Belgium along with 24 other European nations is part of the Schengen area. Belgium was one of the original signatories to the 1984 agreement that is named after a small town in Luxembourg and created a border-free travel zone within Europe. The Schengen area was created independently of the European Union but the agreement has now been incorporated in European Union Law. Even so, the Schengen area does include countries that are not part of the European Union such as Switzerland, whereas other EU member states like the UK are not part of it.
|The Schengen Area|
Under the Schengen agreement, anyone can travel to any of the 25 Schengen countries with just one set of documents. In some cases that means just a passport, in others a Schengen visa is needed. American citizens can travel to and from the Schengen area with just their passport, but other nationals may need a Schengen visa. The latter group includes Russia and many Caribbean and South American nations. A list of Schengen-visa countries can be found here, but it is always wise to check with the consulate or embassy to obtain the latest information as things do change from time to time.
|This is what a Schengen visa looks like. This one issued in the Netherlands.|
If you need a Schengen visa, you can apply to the consulate or embassy of any of the member states. You will need to apply in person and bring certain documents. For a list visit the website of the embassy of country you will visit first. For people residing in California, the Belgian Consulate in Los Angeles is the place to go. The Belgian embassy is in Washington D.C.
Armed with a passport that is valid at least 6 months beyond the projected stay, American citizens can enter the Schengen area and stay for a maximum of 90 days within a six month window. They cannot work or conduct business there. They also have to provide evidence of sufficient funds and a return airline ticket. Although not strictly required it is good to have evidence of emergency medical insurance as this is considered a key part of "sufficient funds" by many border patrol agents. Schengen area policies are sold by most insurers. As in the US, the immigration agent at the port of entry has the ultimate power to grant or deny access to anyone.

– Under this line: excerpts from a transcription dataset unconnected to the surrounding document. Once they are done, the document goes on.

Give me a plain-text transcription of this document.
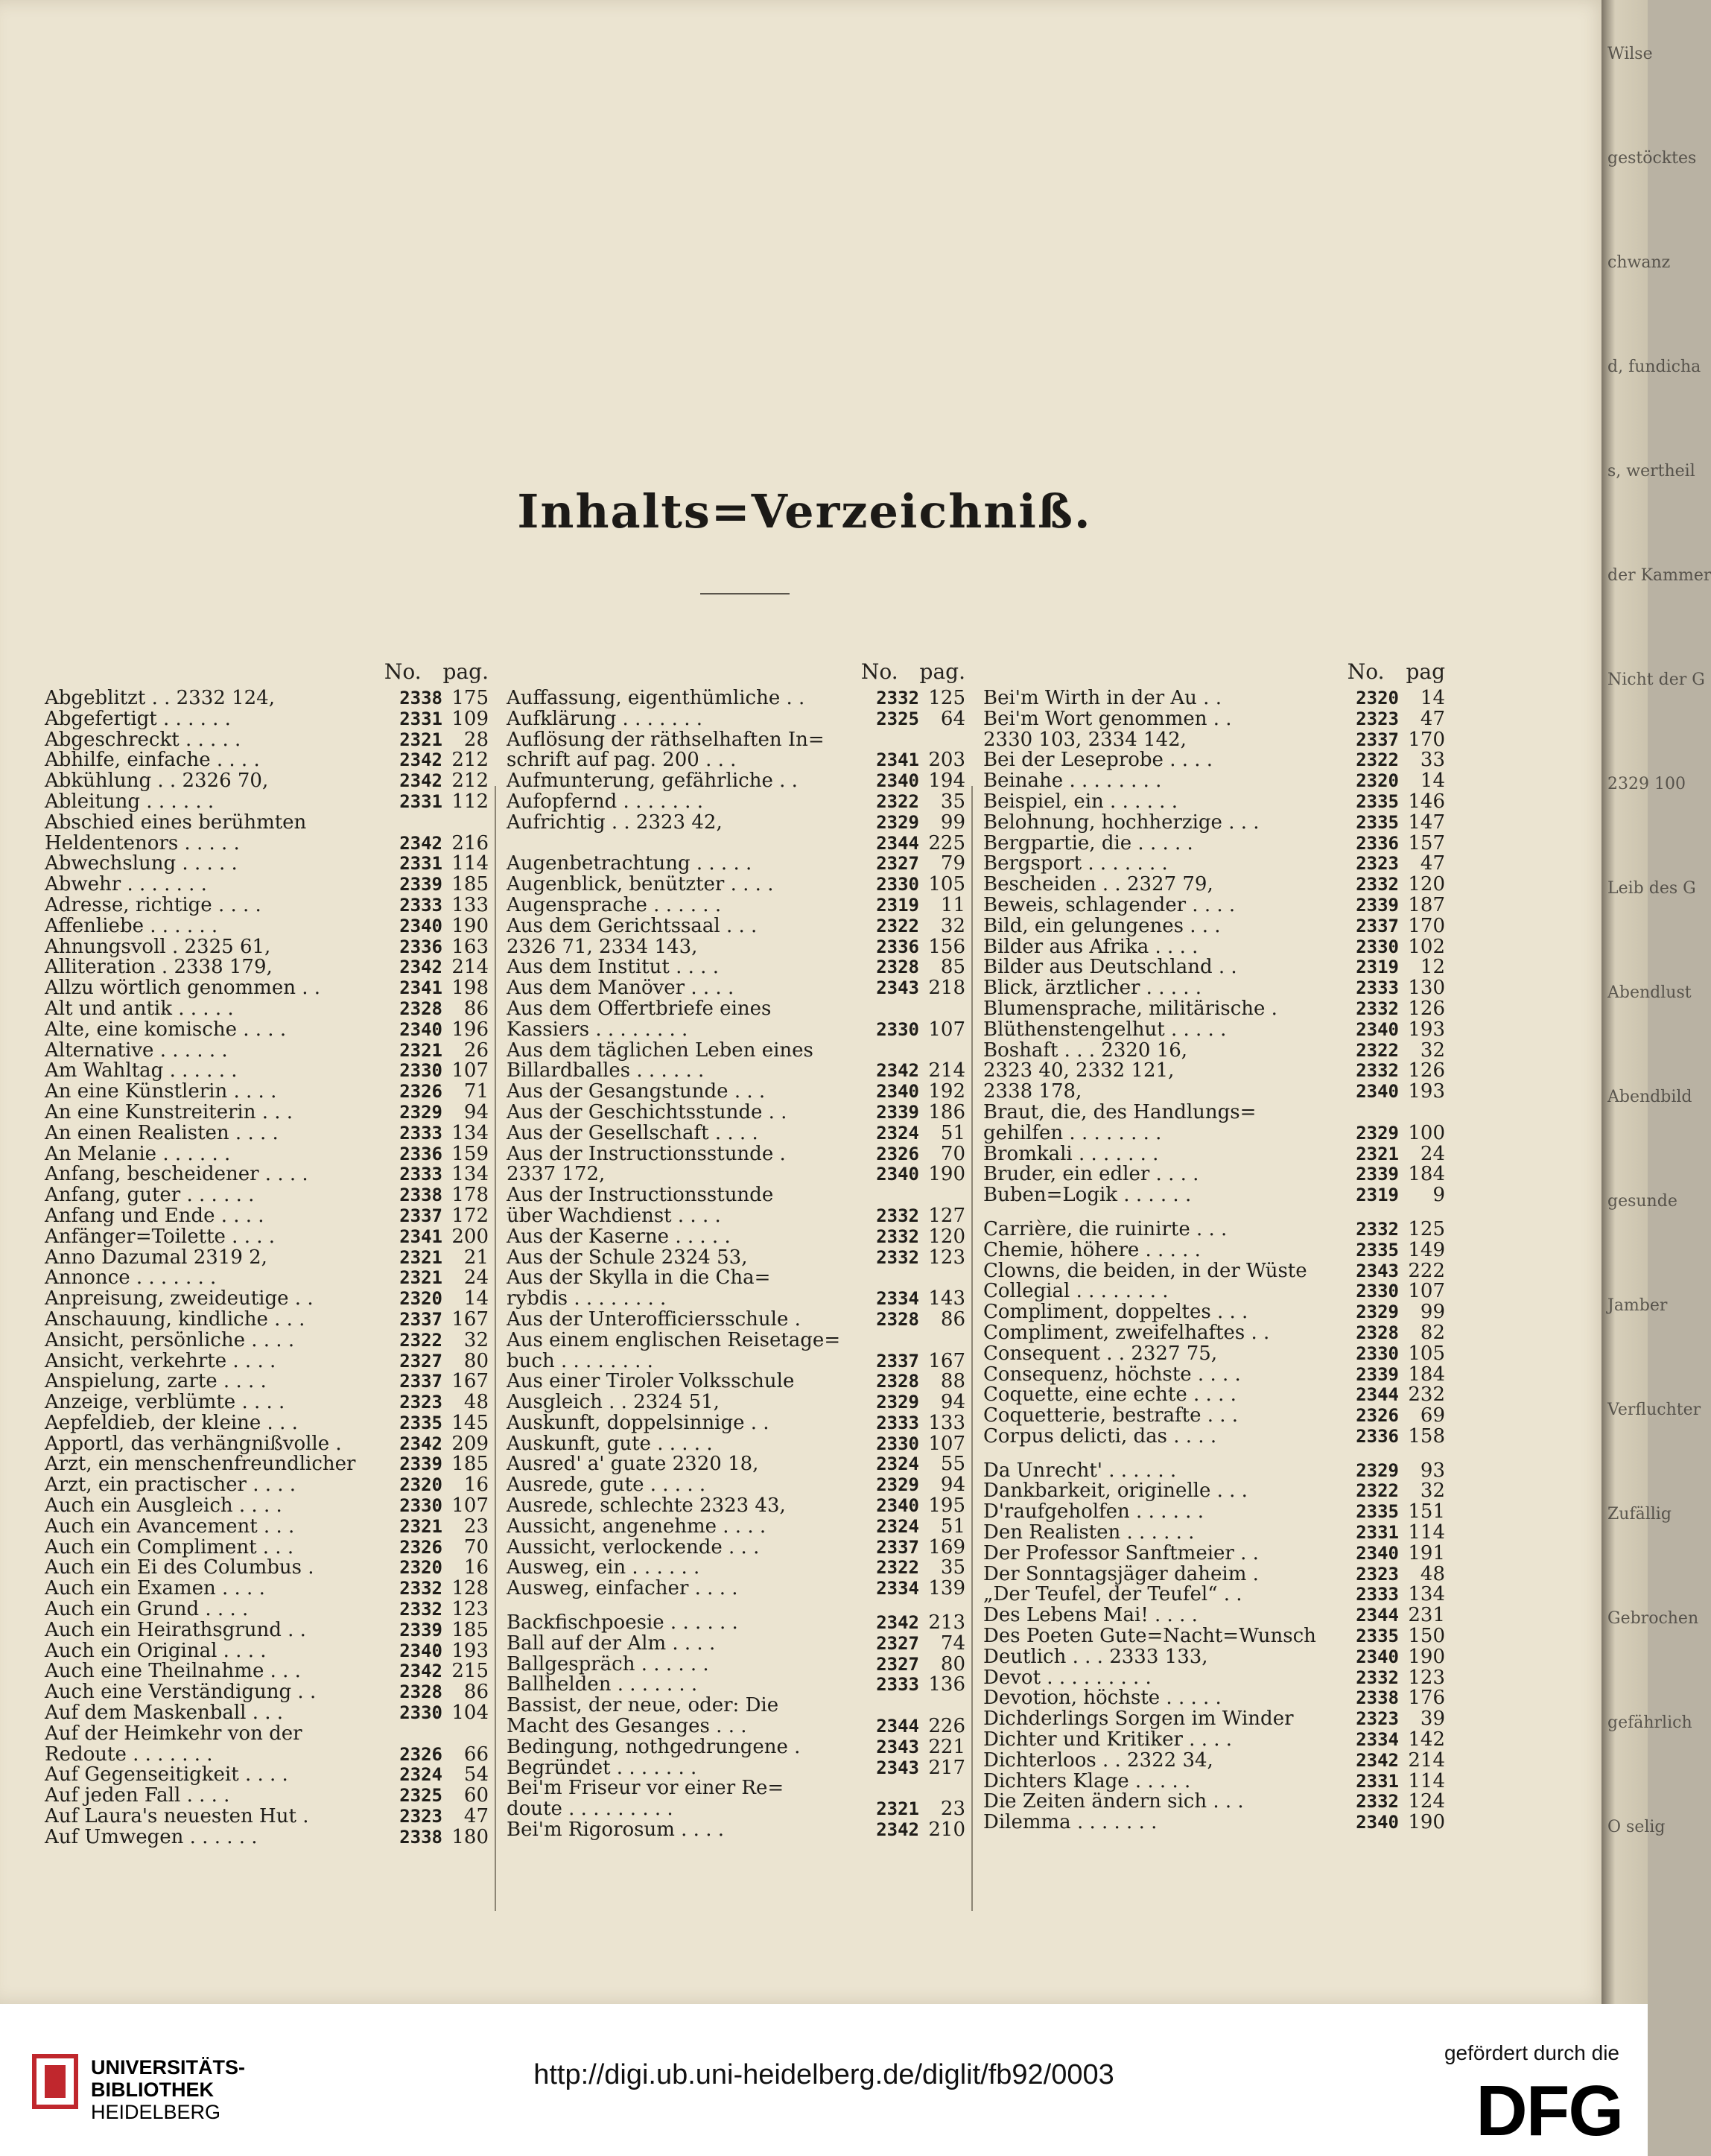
Inhalts=Verzeichniß.
No. pag.
Abgeblitzt . . 2332 124,	2338 175
Abgefertigt . . . . . .	2331 109
Abgeschreckt . . . . .	2321	28
Abhilfe, einfache . . . .	2342 212
Abkühlung . . 2326 70,	2342 212
Ableitung . . . . . .	2331 112
Abschied eines berühmten
Heldentenors . . . . .	2342 216
Abwechslung . . . . .	2331 114
Abwehr . . . . . . .	2339 185
Adresse, richtige . . . .	2333 133
Affenliebe . . . . . .	2340 190
Ahnungsvoll . 2325 61,	2336 163
Alliteration . 2338 179,	2342 214
Allzu wörtlich genommen . .	2341 198
Alt und antik . . . . .	2328	86
Alte, eine komische . . . .	2340 196
Alternative . . . . . .	2321	26
Am Wahltag . . . . . .	2330 107
An eine Künstlerin . . . .	2326	71
An eine Kunstreiterin . . .	2329	94
An einen Realisten . . . .	2333 134
An Melanie . . . . . .	2336 159
Anfang, bescheidener . . . .	2333 134
Anfang, guter . . . . . .	2338 178
Anfang und Ende . . . .	2337 172
Anfänger=Toilette . . . .	2341 200
Anno Dazumal 2319 2,	2321	21
Annonce . . . . . . .	2321	24
Anpreisung, zweideutige . .	2320	14
Anschauung, kindliche . . .	2337 167
Ansicht, persönliche . . . .	2322	32
Ansicht, verkehrte . . . .	2327	80
Anspielung, zarte . . . .	2337 167
Anzeige, verblümte . . . .	2323	48
Aepfeldieb, der kleine . . .	2335 145
Apportl, das verhängnißvolle .	2342 209
Arzt, ein menschenfreundlicher	2339 185
Arzt, ein practischer . . . .	2320	16
Auch ein Ausgleich . . . .	2330 107
Auch ein Avancement . . .	2321	23
Auch ein Compliment . . .	2326	70
Auch ein Ei des Columbus .	2320	16
Auch ein Examen . . . .	2332 128
Auch ein Grund . . . .	2332 123
Auch ein Heirathsgrund . .	2339 185
Auch ein Original . . . .	2340 193
Auch eine Theilnahme . . .	2342 215
Auch eine Verständigung . .	2328	86
Auf dem Maskenball . . .	2330 104
Auf der Heimkehr von der
Redoute . . . . . . .	2326	66
Auf Gegenseitigkeit . . . .	2324	54
Auf jeden Fall . . . .	2325	60
Auf Laura's neuesten Hut .	2323	47
Auf Umwegen . . . . . .	2338 180
No. pag.
Auffassung, eigenthümliche . .	2332 125
Aufklärung . . . . . . .	2325	64
Auflösung der räthselhaften In=
schrift auf pag. 200 . . .	2341 203
Aufmunterung, gefährliche . .	2340 194
Aufopfernd . . . . . . .	2322	35
Aufrichtig . . 2323 42,	2329	99
2344 225
Augenbetrachtung . . . . .	2327	79
Augenblick, benützter . . . .	2330 105
Augensprache . . . . . .	2319	11
Aus dem Gerichtssaal . . .	2322	32
2326 71, 2334 143,	2336 156
Aus dem Institut . . . .	2328	85
Aus dem Manöver . . . .	2343 218
Aus dem Offertbriefe eines
Kassiers . . . . . . . .	2330 107
Aus dem täglichen Leben eines
Billardballes . . . . . .	2342 214
Aus der Gesangstunde . . .	2340 192
Aus der Geschichtsstunde . .	2339 186
Aus der Gesellschaft . . . .	2324	51
Aus der Instructionsstunde .	2326	70
2337 172,	2340 190
Aus der Instructionsstunde
über Wachdienst . . . .	2332 127
Aus der Kaserne . . . . .	2332 120
Aus der Schule 2324 53,	2332 123
Aus der Skylla in die Cha=
rybdis . . . . . . . .	2334 143
Aus der Unterofficiersschule .	2328	86
Aus einem englischen Reisetage=
buch . . . . . . . .	2337 167
Aus einer Tiroler Volksschule	2328	88
Ausgleich . . 2324 51,	2329	94
Auskunft, doppelsinnige . .	2333 133
Auskunft, gute . . . . .	2330 107
Ausred' a' guate 2320 18,	2324	55
Ausrede, gute . . . . .	2329	94
Ausrede, schlechte 2323 43,	2340 195
Aussicht, angenehme . . . .	2324	51
Aussicht, verlockende . . .	2337 169
Ausweg, ein . . . . . .	2322	35
Ausweg, einfacher . . . .	2334 139
Backfischpoesie . . . . . .	2342 213
Ball auf der Alm . . . .	2327	74
Ballgespräch . . . . . .	2327	80
Ballhelden . . . . . . .	2333 136
Bassist, der neue, oder: Die
Macht des Gesanges . . .	2344 226
Bedingung, nothgedrungene .	2343 221
Begründet . . . . . . .	2343 217
Bei'm Friseur vor einer Re=
doute . . . . . . . . .	2321	23
Bei'm Rigorosum . . . .	2342 210
No. pag
Bei'm Wirth in der Au . .	2320	14
Bei'm Wort genommen . .	2323	47
2330 103, 2334 142,	2337 170
Bei der Leseprobe . . . .	2322	33
Beinahe . . . . . . . .	2320	14
Beispiel, ein . . . . . .	2335 146
Belohnung, hochherzige . . .	2335 147
Bergpartie, die . . . . .	2336 157
Bergsport . . . . . . .	2323	47
Bescheiden . . 2327 79,	2332 120
Beweis, schlagender . . . .	2339 187
Bild, ein gelungenes . . .	2337 170
Bilder aus Afrika . . . .	2330 102
Bilder aus Deutschland . .	2319	12
Blick, ärztlicher . . . . .	2333 130
Blumensprache, militärische .	2332 126
Blüthenstengelhut . . . . .	2340 193
Boshaft . . . 2320 16,	2322	32
2323 40, 2332 121,	2332 126
2338 178,	2340 193
Braut, die, des Handlungs=
gehilfen . . . . . . . .	2329 100
Bromkali . . . . . . .	2321	24
Bruder, ein edler . . . .	2339 184
Buben=Logik . . . . . .	2319	9
Carrière, die ruinirte . . .	2332 125
Chemie, höhere . . . . .	2335 149
Clowns, die beiden, in der Wüste	2343 222
Collegial . . . . . . . .	2330 107
Compliment, doppeltes . . .	2329	99
Compliment, zweifelhaftes . .	2328	82
Consequent . . 2327 75,	2330 105
Consequenz, höchste . . . .	2339 184
Coquette, eine echte . . . .	2344 232
Coquetterie, bestrafte . . .	2326	69
Corpus delicti, das . . . .	2336 158
Da Unrecht' . . . . . .	2329	93
Dankbarkeit, originelle . . .	2322	32
D'raufgeholfen . . . . . .	2335 151
Den Realisten . . . . . .	2331 114
Der Professor Sanftmeier . .	2340 191
Der Sonntagsjäger daheim .	2323	48
„Der Teufel, der Teufel“ . .	2333 134
Des Lebens Mai! . . . .	2344 231
Des Poeten Gute=Nacht=Wunsch	2335 150
Deutlich . . . 2333 133,	2340 190
Devot . . . . . . . . .	2332 123
Devotion, höchste . . . . .	2338 176
Dichderlings Sorgen im Winder	2323	39
Dichter und Kritiker . . . .	2334 142
Dichterloos . . 2322 34,	2342 214
Dichters Klage . . . . .	2331 114
Die Zeiten ändern sich . . .	2332 124
Dilemma . . . . . . .	2340 190
Wilse
gestöcktes
chwanz
d, fundicha
s, wertheil
der Kammer
Nicht der G
2329 100
Leib des G
Abendlust
Abendbild
gesunde
Jamber
Verfluchter
Zufällig
Gebrochen
gefährlich
O selig
UNIVERSITÄTS-
BIBLIOTHEK
HEIDELBERG
http://digi.ub.uni-heidelberg.de/diglit/fb92/0003
gefördert durch die
DFG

Individuals who want to study in Belgium or conduct business there need special visas. Business and trades people who want to hire citizens or be self-employed and conduct short term assignments need to file a Limosa declaration.
Remember that, while in Belgium you need to carry ID at all times. The only valid ID for non-citizens is a passport. Some riders take copies of their passport on training rides and most of the time this has been acceptable to Belgian police but be aware that you do so at your own risk. I would certainly recommend that you take your passport whenever you drive a car or whenever you put yourself in situation where ID checks are likely -such as going out late at night in a major city.